As many other Germans did, Fischer understood Walser’s highly nuanced speech last October as, among other things, asking for recognition of a new chapter in the relationship of Germans to the Holocaust era, as a new generation comes into its own in Germany, totally removed from that era.

Fischer, a one-time radical who now sports pinstriped suits and designer glasses, sadly rejected the possibility. "Like all other efforts to close the chapter. It’s impossible, because you cannot close Auschwitz," Fischer said.Fischer’s leftist-environmental Green Party, which emerged from the turbulence of Germany’s 1970s radicalism, came to power for the first time just five months ago in coalition with Germany’s socialists. And Fischer himself told his JCRC audience candidly, "In the 70s, I was a real left-wing radical student."

But in a 90-minute exchange with some 75 local Jewish leaders, grassroots activists and a few national leaders earlier this month, Fischer was at pains to address any who feared he harbored an ideological hostility towards Israel.

"The right to existence of a secure Israel within secure borders is the basis or our relationship" with the Jewish state, Fischer said, adding, "In the German parliament the commitment to our relationship with Israel goes across all party lines."

"I’m not a peace idealist," Fischer said later in the meeting. "I know the situation in the Middle East very well."

But alluding to Israel’s current freeze on implementation of the Israeli-Palestinian agreement reached at Wye Plantation in Maryland last year, Fischer also said, "I tell you: As long as the peace process stands still or collapses. … there will be terror against innocent civilians and an increasing strategic threat from missiles."

Fischer spoke just a week before the European Union, with Germany currently holding its rotating presidency, would spark controversy in Israel with a letter affirming its position that Jerusalem should be internationalized.
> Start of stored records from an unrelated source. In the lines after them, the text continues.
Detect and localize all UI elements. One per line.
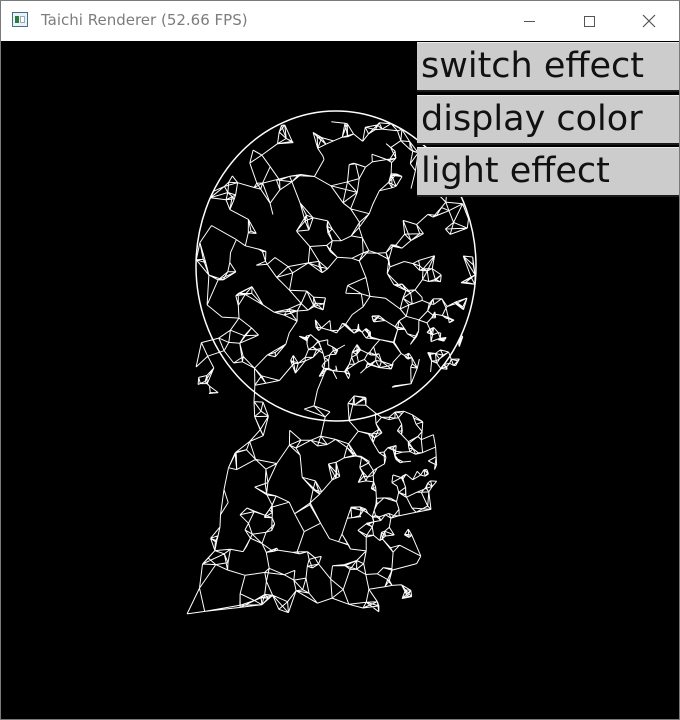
maximize-button[interactable]	[559, 1, 619, 41]
wireframe-head-mesh	[186, 110, 477, 615]
minimize-button[interactable]	[499, 1, 559, 41]
light-effect-button[interactable]: light effect	[417, 147, 679, 197]
window-title: Taichi Renderer (52.66 FPS)	[41, 11, 248, 29]
close-icon	[642, 14, 656, 28]
mesh-edges	[186, 121, 476, 615]
render-canvas[interactable]: switch effect display color light effect	[1, 41, 679, 719]
close-button[interactable]	[619, 1, 679, 41]
switch-effect-button[interactable]: switch effect	[417, 42, 679, 92]
minimize-icon	[523, 20, 535, 22]
app-icon	[12, 12, 28, 27]
head-outline	[195, 110, 477, 422]
title-bar[interactable]: Taichi Renderer (52.66 FPS)	[1, 1, 679, 41]
display-color-button[interactable]: display color	[417, 95, 679, 145]
maximize-icon	[583, 15, 595, 27]
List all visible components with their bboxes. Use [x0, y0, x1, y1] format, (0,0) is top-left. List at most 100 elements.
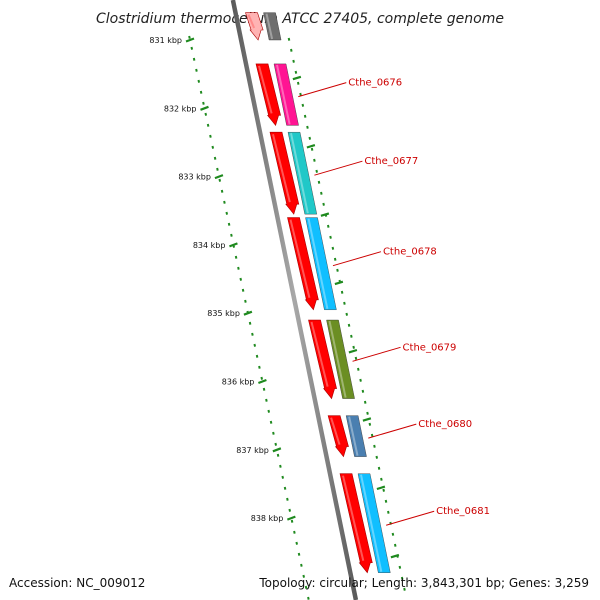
- outer-minor-tick: [373, 444, 376, 448]
- gene-label-cthe_0679[interactable]: Cthe_0679: [403, 342, 457, 353]
- ruler-minor-tick: [267, 409, 271, 413]
- ruler-minor-tick: [307, 596, 310, 600]
- ruler-label: 833 kbp: [178, 173, 211, 182]
- gene-highlight: [290, 132, 309, 214]
- ruler-major-tick: [272, 447, 282, 453]
- gene-bar-cthe_0680[interactable]: [345, 415, 367, 457]
- outer-minor-tick: [315, 169, 318, 173]
- gene-bar-cthe_0678[interactable]: [305, 217, 337, 310]
- outer-minor-tick: [361, 389, 365, 393]
- gene-highlight: [307, 218, 329, 309]
- outer-minor-tick: [329, 235, 332, 239]
- label-leader: [368, 423, 417, 439]
- outer-minor-tick: [303, 114, 307, 118]
- orf-highlight: [289, 219, 311, 299]
- ruler-minor-tick: [197, 79, 201, 83]
- ruler-minor-tick: [293, 530, 296, 534]
- outer-minor-tick: [393, 543, 397, 547]
- outer-minor-tick: [317, 180, 321, 184]
- map-title: Clostridium thermocellum ATCC 27405, com…: [96, 11, 504, 27]
- gene-bar-cthe_0675[interactable]: [263, 12, 282, 41]
- ruler-minor-tick: [225, 211, 229, 215]
- label-leader: [298, 82, 347, 98]
- outer-major-tick: [362, 417, 372, 422]
- orf-highlight: [258, 65, 273, 114]
- outer-minor-tick: [310, 147, 314, 151]
- ruler-label: 832 kbp: [164, 104, 197, 113]
- outer-minor-tick: [343, 301, 346, 305]
- outer-minor-tick: [403, 587, 406, 591]
- orf-arrow: [327, 415, 349, 458]
- outer-major-tick: [376, 485, 386, 491]
- gene-highlight: [328, 320, 347, 398]
- ruler-label: 838 kbp: [251, 514, 284, 523]
- label-leader: [314, 160, 363, 176]
- gene-label-cthe_0680[interactable]: Cthe_0680: [418, 419, 472, 430]
- ruler-minor-tick: [272, 431, 275, 435]
- orf-highlight: [310, 321, 329, 387]
- ruler-label: 831 kbp: [149, 36, 182, 45]
- ruler-minor-tick: [241, 288, 245, 292]
- outer-minor-tick: [290, 48, 293, 52]
- outer-major-tick: [306, 144, 316, 149]
- gene-bar-cthe_0677[interactable]: [287, 132, 318, 215]
- outer-minor-tick: [322, 202, 325, 206]
- gene-label-cthe_0676[interactable]: Cthe_0676: [348, 78, 402, 89]
- topology-text: Topology: circular; Length: 3,843,301 bp…: [258, 576, 589, 590]
- ruler-label: 834 kbp: [193, 241, 226, 250]
- label-leader: [352, 346, 401, 362]
- outer-major-tick: [390, 553, 400, 559]
- outer-minor-tick: [336, 268, 339, 272]
- outer-minor-tick: [359, 378, 362, 382]
- ruler-minor-tick: [269, 420, 273, 424]
- ruler-minor-tick: [286, 497, 289, 501]
- gene-highlight: [348, 416, 359, 456]
- outer-minor-tick: [370, 433, 374, 437]
- gene-bar-cthe_0679[interactable]: [326, 319, 355, 399]
- ruler-minor-tick: [230, 233, 233, 237]
- outer-minor-tick: [391, 532, 395, 536]
- ruler-minor-tick: [239, 277, 243, 281]
- gene-highlight: [265, 13, 274, 40]
- outer-minor-tick: [292, 59, 295, 63]
- ruler-label: 836 kbp: [222, 378, 255, 387]
- outer-minor-tick: [384, 499, 388, 503]
- ruler-minor-tick: [262, 387, 266, 391]
- outer-minor-tick: [347, 323, 351, 327]
- ruler-label: 837 kbp: [236, 446, 269, 455]
- gene-label-cthe_0677[interactable]: Cthe_0677: [364, 156, 418, 167]
- outer-minor-tick: [352, 345, 355, 349]
- gene-label-cthe_0678[interactable]: Cthe_0678: [383, 247, 437, 258]
- gene-label-cthe_0681[interactable]: Cthe_0681: [436, 506, 490, 517]
- gene-bar-cthe_0681[interactable]: [357, 473, 391, 573]
- ruler-major-tick: [185, 37, 195, 43]
- outer-minor-tick: [375, 455, 379, 459]
- gene-highlight: [276, 64, 291, 125]
- ruler-minor-tick: [227, 222, 231, 226]
- ruler-minor-tick: [253, 343, 257, 347]
- ruler-minor-tick: [258, 365, 261, 369]
- outer-minor-tick: [294, 70, 298, 74]
- ruler-minor-tick: [274, 442, 278, 446]
- orf-track: [245, 12, 373, 574]
- ruler-minor-tick: [248, 321, 252, 325]
- gene-labels: Cthe_0676 Cthe_0677 Cthe_0678 Cthe_0679 Cthe…: [298, 78, 490, 526]
- outer-major-tick: [348, 348, 358, 354]
- label-leader: [386, 510, 435, 526]
- ruler-minor-tick: [202, 101, 205, 105]
- gene-highlight: [360, 474, 383, 572]
- gene-bar-cthe_0676[interactable]: [273, 63, 299, 126]
- outer-minor-tick: [326, 224, 330, 228]
- ruler-minor-tick: [302, 574, 305, 578]
- outer-minor-tick: [287, 37, 291, 41]
- ruler-label: 835 kbp: [207, 309, 240, 318]
- ruler-minor-tick: [290, 519, 294, 523]
- ruler-minor-tick: [195, 68, 198, 72]
- outer-minor-tick: [354, 356, 358, 360]
- ruler-major-tick: [258, 378, 267, 385]
- outer-minor-tick: [366, 411, 369, 415]
- ruler-major-tick: [286, 515, 296, 521]
- outer-minor-tick: [400, 576, 404, 580]
- ruler-minor-tick: [204, 112, 208, 116]
- outer-minor-tick: [333, 257, 337, 261]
Israel has demanded that Germany’s EU representative, who signed the letter on behalf of the union, withdraw it.

But at the meeting with Fischer, JCRC president Gedale Horwitz said that within Europe, "It is Germany that stands out as Israel’s most reliable friends, staunchest advocate and strongest trading partner."

Horwitz singled out Fischer in particular as a friend within the government, noting that he had visited Israel many times. On his most recent trip, Fischer’s meetings with Holocaust survivors "were widely applauded," he said. And in Germany, she added, Green Party leaders "have long been the most ardent champions of the cause of Holocaust survivors." Horwitz also praised Fischer for his party’s push to liberalize Germany’s restrictive immigration laws and its strong stand against domestic racism.

Fischer seemed to hint at German struggles inside the EU to modify its policies toward Israel, explaining that within that organization, "It’s not easy to find support for Israel."But he also added, "Israel is not an easy country to work with." He voiced the hope that after Israel’s election, scheduled for May 17, "things will be cooler than they are now with the peace process."

The foreign minister also assured the Jewish community of his government’s determination to find a solution as soon as possible to new demands for German restitution payments from slave labor victims of German companies during World War II, and from banks and firms that profited from the Holocaust. But he stressed repeatedly that the first and primary responsibility was on Germany’s private industrial sector.

"They must accept their historical responsibility and heritage," he said. Government restitution payments "would not be wise right now," he said. "We have to focus on industry and their … obligation, because the moment we say we as the state will do this, industry will say, well we’re tax payers [so] that covers our responsibility."

Many times during his talk, Fischer stressed Germany’s obligation to fight racism and anti-Semitism, and defend its democracy as a fundamental part of "our heritage."

"The roots of our democracy," he explained, "lead to Auschwitz, whether we like it or not."

But he was perhaps most affecting when he explained the roots of his own commitment, and those of his left-wing peers now come to power in a new, unified Germany.

Like many of them, he explained, he came from a strongly conservative family.

"How did this happen?" he asked rhetorically. "It was easy. I’m born in 1948. And the first thing I realized was, how could it happen? It was a question we asked of our teachers, our parents and the state authorities.

"It was a very bitter heritage we got from our parents," Fischer said. "For a country that was proud of its culture, that a criminal was in control of the state."

"Hitler’s was not a dictatorship based on violence, but on the support of masses of people," Fischer said. "Even to understand the left-wing terrorism [of the 1970s] and its crimes, [it’s important to understand] that this conflict of generations was much more bitter than in France or Italy."

Fischer pledged a continuing fight against racism, especially in newly integrated east Germany. There, he said, the government "needs time" to educate a generation reared under a communist regime that rejected any historical responsibility for Nazism’s crimes.

Younger Germans today, he said, "need some sort of understanding to live as a people with this heritage. It is very hard to deal with."